Abstract
Abstract
Airports in Sub-Saharan Africa (SSA) are emerging as urban-scale hubs where wastewater generation closely follows passenger growth. Yet, forecasting tools to guide capacity planning remain limited. This study develops a deterministic–stochastic framework to forecast sanitary sewage generation and design treatment capacity under uncertainty. Using a 2025 baseline of 275.04 m³/day (passenger-driven 255.04 m³/day; fixed/service 20.00 m³/day; passenger share α = 0.927), flows were projected to 2035 under low (5%), baseline (8.31%), and high (10%) annual passenger growth. Forecasted average daily flows reach 435, 587, and 682 m³/day, respectively. Applying conservative peak and safety factors (PF95 = 1.5; SF = 1.2) yields design capacities of ~784, ~1,056, and ~1,227 m³/day. An efficiency drift of δ = 0.5% per annum reduces the 2035 baseline design to ~1,006 m³/day. A stochastic layer—incorporating Beta, Normal, Triangular, and Lognormal distributions—was defined for Monte Carlo simulations to produce confidence bands. Using Murtala Muhammed International Airport (MMIA; 6°34′22.79″ N, 3°19′9.60″ E) as a calibration exemplar, the framework shows that even modest growth rapidly erodes capacity margins. Staged expansion to ~1,050–1,100 m³/day by 2035 under baseline growth, with modular scalability to ~1,200–1,250 m³/day, is recommended. This framework provides resilient, data-light forecasting applicable across SSA airports, enabling alignment with ICAO and WHO sanitation standards and advancing SDG 6.
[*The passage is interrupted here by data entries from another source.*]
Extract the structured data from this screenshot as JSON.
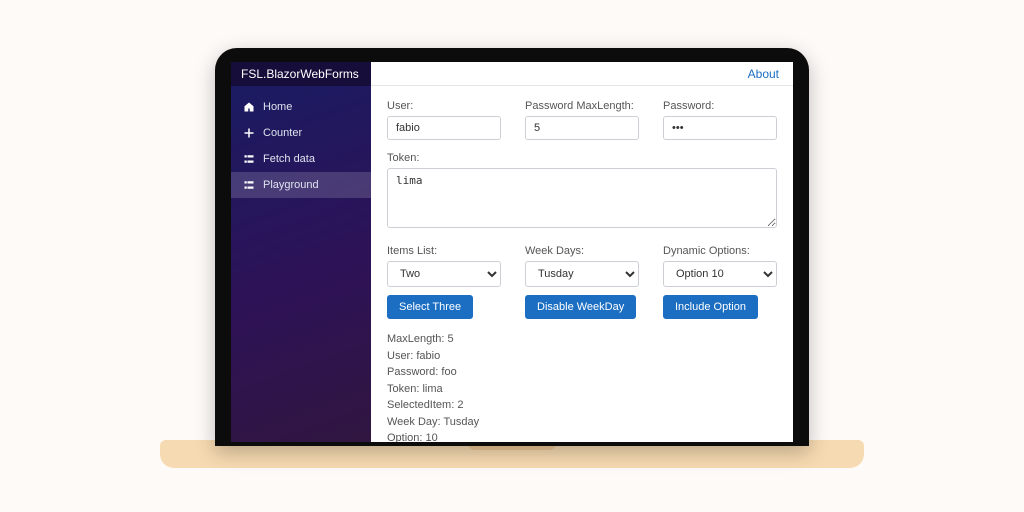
{
  "brand": "FSL.BlazorWebForms",
  "about_link": "About",
  "nav": {
    "items": [
      {
        "label": "Home",
        "icon": "home"
      },
      {
        "label": "Counter",
        "icon": "plus"
      },
      {
        "label": "Fetch data",
        "icon": "list"
      },
      {
        "label": "Playground",
        "icon": "list"
      }
    ],
    "active_index": 3
  },
  "form": {
    "user": {
      "label": "User:",
      "value": "fabio"
    },
    "maxlen": {
      "label": "Password MaxLength:",
      "value": "5"
    },
    "password": {
      "label": "Password:",
      "value": "foo",
      "masked": "•••"
    },
    "token": {
      "label": "Token:",
      "value": "lima"
    },
    "items_list": {
      "label": "Items List:",
      "value": "Two",
      "button": "Select Three"
    },
    "week_days": {
      "label": "Week Days:",
      "value": "Tusday",
      "button": "Disable WeekDay"
    },
    "dyn_opts": {
      "label": "Dynamic Options:",
      "value": "Option 10",
      "button": "Include Option"
    }
  },
  "summary": {
    "lines": [
      "MaxLength: 5",
      "User: fabio",
      "Password: foo",
      "Token: lima",
      "SelectedItem: 2",
      "Week Day: Tusday",
      "Option: 10"
    ]
  }
}
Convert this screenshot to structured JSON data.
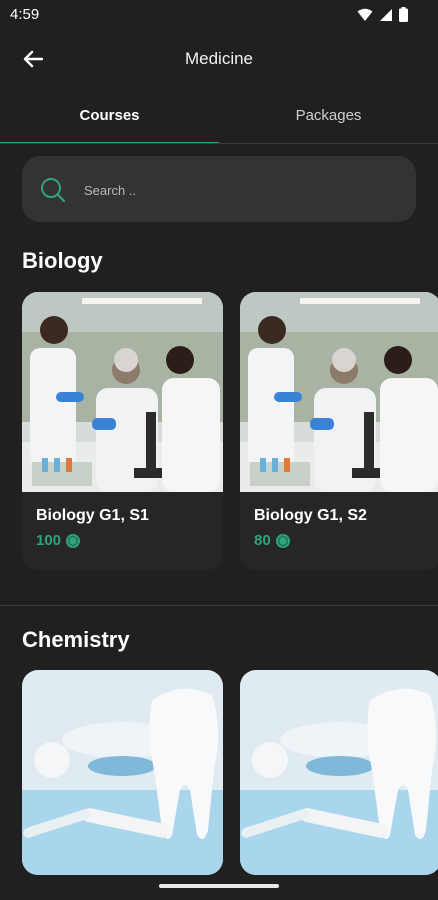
{
  "status_bar": {
    "time": "4:59"
  },
  "app_bar": {
    "title": "Medicine"
  },
  "tabs": [
    {
      "label": "Courses",
      "active": true
    },
    {
      "label": "Packages",
      "active": false
    }
  ],
  "search": {
    "placeholder": "Search .."
  },
  "sections": [
    {
      "title": "Biology",
      "courses": [
        {
          "title": "Biology G1, S1",
          "price": "100",
          "image": "lab-scientists-photo"
        },
        {
          "title": "Biology G1, S2",
          "price": "80",
          "image": "lab-scientists-photo"
        }
      ]
    },
    {
      "title": "Chemistry",
      "courses": [
        {
          "title": "",
          "price": "",
          "image": "tooth-dental-photo"
        },
        {
          "title": "",
          "price": "",
          "image": "tooth-dental-photo"
        }
      ]
    }
  ],
  "colors": {
    "background": "#202020",
    "accent": "#2fa37a",
    "card": "#262626",
    "search_bg": "#333333"
  }
}
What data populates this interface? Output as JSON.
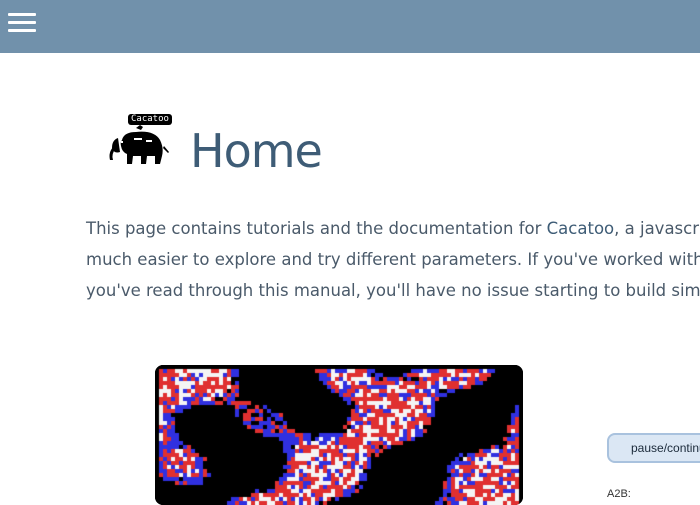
{
  "header": {
    "menu_icon": "hamburger-menu-icon",
    "background": "#7191ab"
  },
  "logo": {
    "bubble_text": "Cacatoo",
    "icon": "elephant-logo-icon"
  },
  "page": {
    "title": "Home",
    "title_color": "#3e5c76"
  },
  "intro": {
    "line1_prefix": "This page contains tutorials and the documentation for ",
    "link_text": "Cacatoo",
    "line1_suffix": ", a javascri",
    "line2": "much easier to explore and try different parameters. If you've worked with",
    "line3": "you've read through this manual, you'll have no issue starting to build sim"
  },
  "simulation": {
    "colors": [
      "#000000",
      "#3030e0",
      "#e03030",
      "#f4f4f4"
    ]
  },
  "controls": {
    "pause_label": "pause/continu",
    "param_label": "A2B:"
  }
}
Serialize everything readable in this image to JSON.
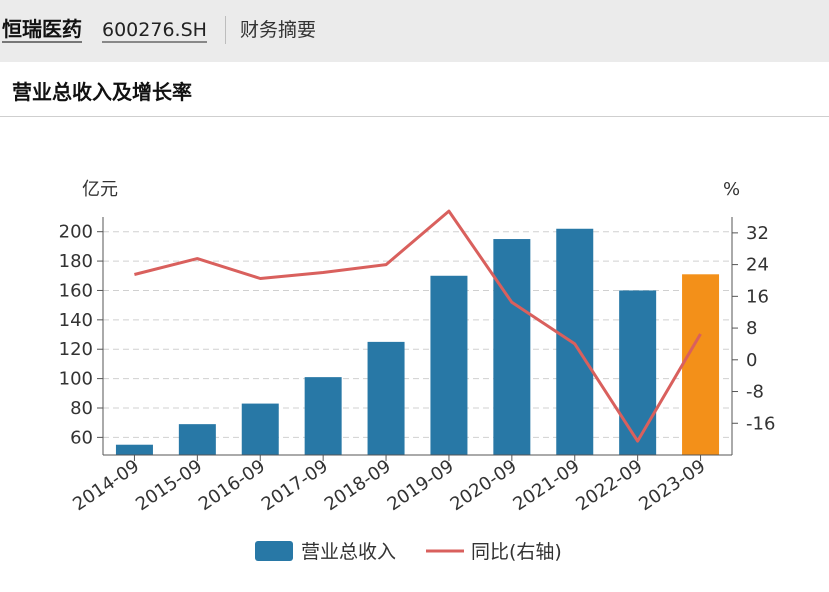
{
  "header": {
    "company_name": "恒瑞医药",
    "stock_code": "600276.SH",
    "section_label": "财务摘要"
  },
  "chart_title": "营业总收入及增长率",
  "colors": {
    "bar": "#2878a6",
    "bar_highlight": "#f39019",
    "line": "#d9605d",
    "grid": "#d0d0d0",
    "axis": "#555555"
  },
  "chart_data": {
    "type": "bar",
    "title": "营业总收入及增长率",
    "categories": [
      "2014-09",
      "2015-09",
      "2016-09",
      "2017-09",
      "2018-09",
      "2019-09",
      "2020-09",
      "2021-09",
      "2022-09",
      "2023-09"
    ],
    "y_left_unit": "亿元",
    "y_right_unit": "%",
    "y_left_ticks": [
      60,
      80,
      100,
      120,
      140,
      160,
      180,
      200
    ],
    "y_right_ticks": [
      32,
      24,
      16,
      8,
      0,
      -8,
      -16
    ],
    "y_left_range": [
      48,
      210
    ],
    "y_right_range": [
      -24,
      36
    ],
    "grid": true,
    "legend_position": "bottom-center",
    "highlight_index": 9,
    "series": [
      {
        "name": "营业总收入",
        "kind": "bar",
        "axis": "left",
        "values": [
          55,
          69,
          83,
          101,
          125,
          170,
          195,
          202,
          160,
          171
        ]
      },
      {
        "name": "同比(右轴)",
        "kind": "line",
        "axis": "right",
        "values": [
          21.5,
          25.5,
          20.5,
          22,
          24,
          37.5,
          14.5,
          4,
          -20.5,
          6.5
        ]
      }
    ]
  }
}
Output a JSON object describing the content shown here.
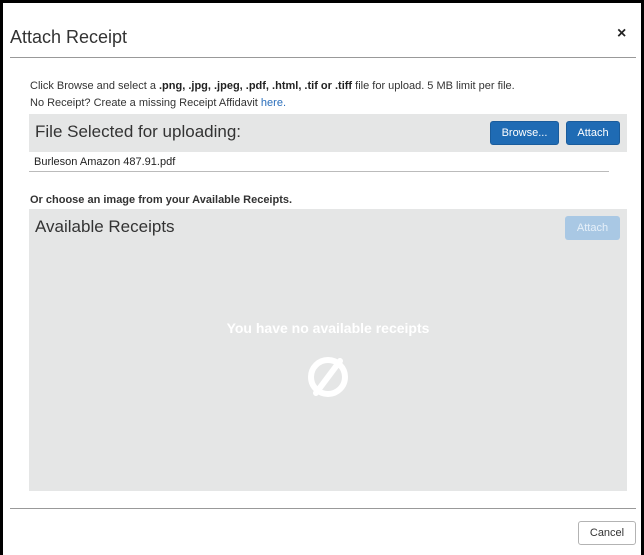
{
  "dialog": {
    "title": "Attach Receipt",
    "close_glyph": "×"
  },
  "instructions": {
    "prefix": "Click Browse and select a ",
    "formats": ".png, .jpg, .jpeg, .pdf, .html, .tif or .tiff",
    "suffix": " file for upload. 5 MB limit per file.",
    "missing_text": "No Receipt? Create a missing Receipt Affidavit ",
    "missing_link": "here."
  },
  "upload": {
    "header_label": "File Selected for uploading:",
    "browse_label": "Browse...",
    "attach_label": "Attach",
    "selected_file": "Burleson Amazon 487.91.pdf"
  },
  "available": {
    "intro": "Or choose an image from your Available Receipts.",
    "header_label": "Available Receipts",
    "attach_label": "Attach",
    "empty_message": "You have no available receipts",
    "empty_icon": "no-symbol-icon"
  },
  "footer": {
    "cancel_label": "Cancel"
  },
  "colors": {
    "primary_button": "#1f6bb4",
    "disabled_button": "#a9c8e4",
    "panel_bg": "#e5e6e6",
    "link": "#2a6ebb"
  }
}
Keywords: Airport Sanitation; Forecasting; Design Capacity; Sub-Saharan Africa; Uncertainty Analysis; Wastewater Treatment
Highlights
Deterministic–stochastic model links passenger growth to wastewater generation.
2025 baseline: Q₀ = 275.04 m³/day with passenger share α = 0.927.
2035 flows: 435 (5%), 587 (8.31%), 682 m³/day (10%).
2035 design capacities: ~784, ~1,056, ~1,227 m³/day (PF95 = 1.5; SF = 1.2).
Efficiency drift δ = 0.5%/yr lowers baseline 2035 design to ~1,006 m³/day.
Uncertainty inputs support Monte Carlo bands (median, P5–P95).